Family tree: father Bristol, mother Ida, brother William, sister Sarah, wife Bertha, daughter Ida, son John, two other children
Etymology:Bristol is likely derived from the city in Southwest England of the same name. It is from the Old English brycg, meaning “bridge” and stow, meaning “assembly place.” Despite my whimsical desire, Robotham is not a porcine cyborg. It is an alternate spelling of Rowbotham, meaning a depression in the ground inhabited by deer, such as found near Ashton-under-Lyne, England. Lord itself derives from Old English hlaford, earlier hlaf-weard, literally ‘loaf-keeper’, since the lord or chief of a clan was responsible for providing food for his dependents.
Bio:Connie Mack, the owner/manager of the Philadelphia A’s in the early 20th century, acquired Lord from the Cleveland Naps for a player to be named later and Morrie Rath.
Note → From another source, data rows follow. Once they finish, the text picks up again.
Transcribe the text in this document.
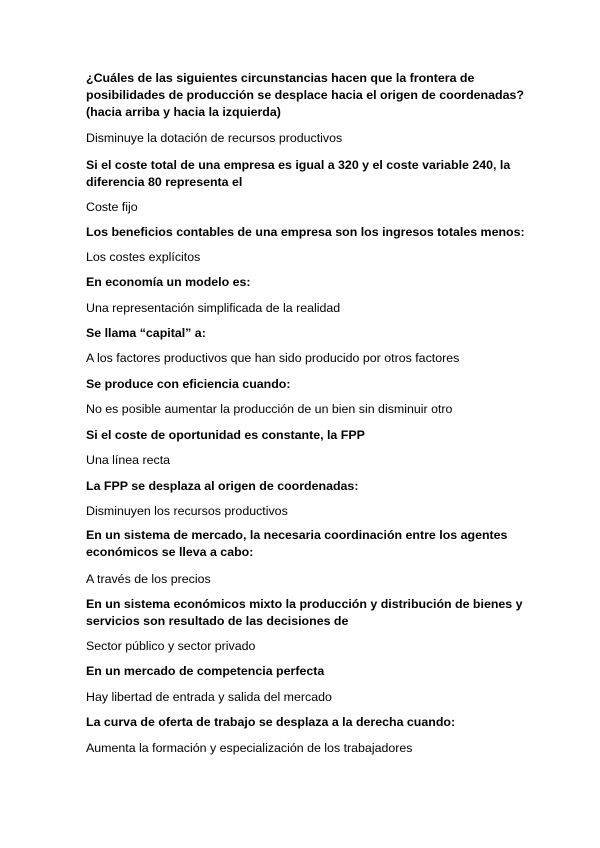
¿Cuáles de las siguientes circunstancias hacen que la frontera de posibilidades de producción se desplace hacia el origen de coordenadas? (hacia arriba y hacia la izquierda)
Disminuye la dotación de recursos productivos
Si el coste total de una empresa es igual a 320 y el coste variable 240, la diferencia 80 representa el
Coste fijo
Los beneficios contables de una empresa son los ingresos totales menos:
Los costes explícitos
En economía un modelo es:
Una representación simplificada de la realidad
Se llama “capital” a:
A los factores productivos que han sido producido por otros factores
Se produce con eficiencia cuando:
No es posible aumentar la producción de un bien sin disminuir otro
Si el coste de oportunidad es constante, la FPP
Una línea recta
La FPP se desplaza al origen de coordenadas:
Disminuyen los recursos productivos
En un sistema de mercado, la necesaria coordinación entre los agentes económicos se lleva a cabo:
A través de los precios
En un sistema económicos mixto la producción y distribución de bienes y servicios son resultado de las decisiones de
Sector público y sector privado
En un mercado de competencia perfecta
Hay libertad de entrada y salida del mercado
La curva de oferta de trabajo se desplaza a la derecha cuando:
Aumenta la formación y especialización de los trabajadores
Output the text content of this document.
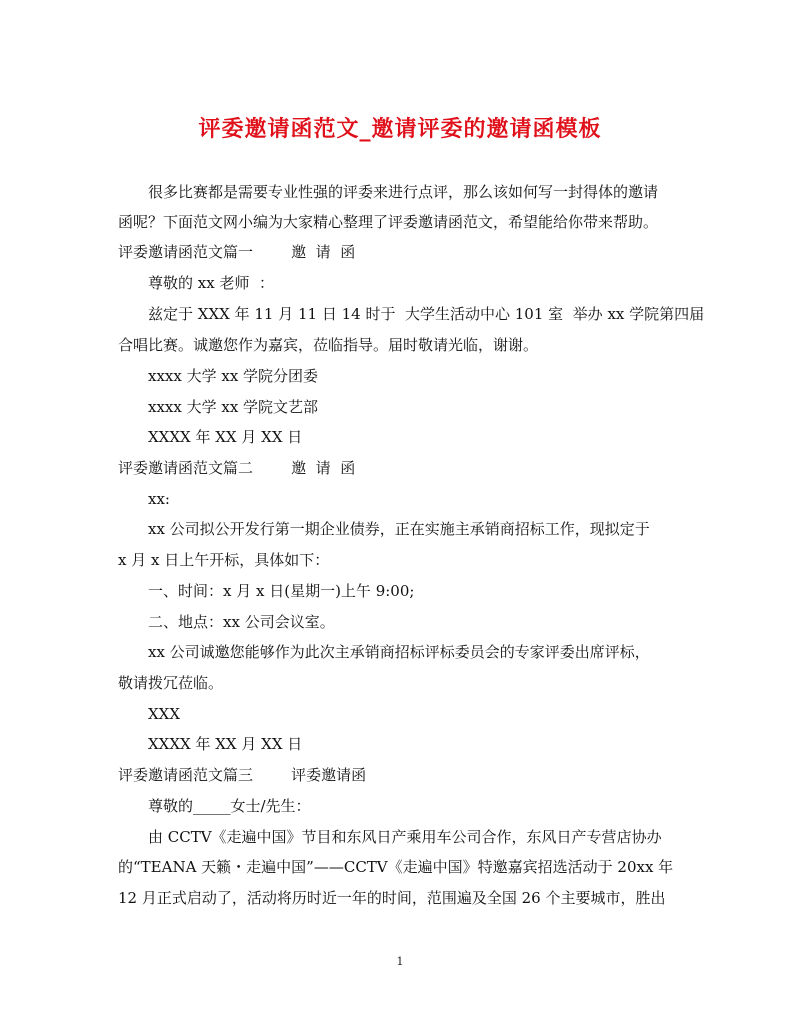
评委邀请函范文_邀请评委的邀请函模板
很多比赛都是需要专业性强的评委来进行点评，那么该如何写一封得体的邀请
函呢？下面范文网小编为大家精心整理了评委邀请函范文，希望能给你带来帮助。
评委邀请函范文篇一        邀  请  函
尊敬的 xx 老师  ：
兹定于 XXX 年 11 月 11 日 14 时于  大学生活动中心 101 室  举办 xx 学院第四届
合唱比赛。诚邀您作为嘉宾，莅临指导。届时敬请光临，谢谢。
xxxx 大学 xx 学院分团委
xxxx 大学 xx 学院文艺部
XXXX 年 XX 月 XX 日
评委邀请函范文篇二        邀  请  函
xx:
xx 公司拟公开发行第一期企业债券，正在实施主承销商招标工作，现拟定于
x 月 x 日上午开标，具体如下：
一、时间：x 月 x 日(星期一)上午 9:00;
二、地点：xx 公司会议室。
xx 公司诚邀您能够作为此次主承销商招标评标委员会的专家评委出席评标，
敬请拨冗莅临。
XXX
XXXX 年 XX 月 XX 日
评委邀请函范文篇三        评委邀请函
尊敬的_____女士/先生：
由 CCTV《走遍中国》节目和东风日产乘用车公司合作，东风日产专营店协办
的“TEANA 天籁・走遍中国”——CCTV《走遍中国》特邀嘉宾招选活动于 20xx 年
12 月正式启动了，活动将历时近一年的时间，范围遍及全国 26 个主要城市，胜出
1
The Athletics sent a 20-year old relative unknown named Shoeless Joe Jackson to the Naps to complete the trade. Lord did help the A’s get to and win the World Series in 1910 and 1911, compiling OPS+ of 136 and 120 respectively in those years.
Best day (by WPA): Not available.
The wonder of his name: You have a Jewish religious rite and a Judeo-Christian god all rolled into one. Throw in the “Robotham” middle name, and a never-explained nickname (“The Human Eyeball”) and you have an All-Star name.
Scrabble acceptability: “Bris” is the Jewish rite of circumcision performed on a male child on the eighth day of his life. “Lord” is (among many things) a man of high rank in a feudal society.
Fun anagrams: “Bris Lord” doesn’t anagram to anything particularly clever, but if we use his full name, we get “Thrill, stardom or boob?”
Ephemera: After his baseball career, Lord worked for a year as a Probation Officer in Media, PA. In 1920, Lord took over the coaching duties of the then-Pennsylvania Military College baseball team, succeeding the equally terrifically-monikered Si Pauxtis. Some reference books list Lord’s first name as “Briscoe”. In September of 1918, in the waning days of World War I, Lord registered for the Draft. In a section of the registration card titled “Description of Registrant” there was the following question . . . “has person lost arm, leg, hand, eye, or is he obviously physically disqualified?” “Small Finger Right hand” is written in as a response. Nothing about his eyes, despite his nickname.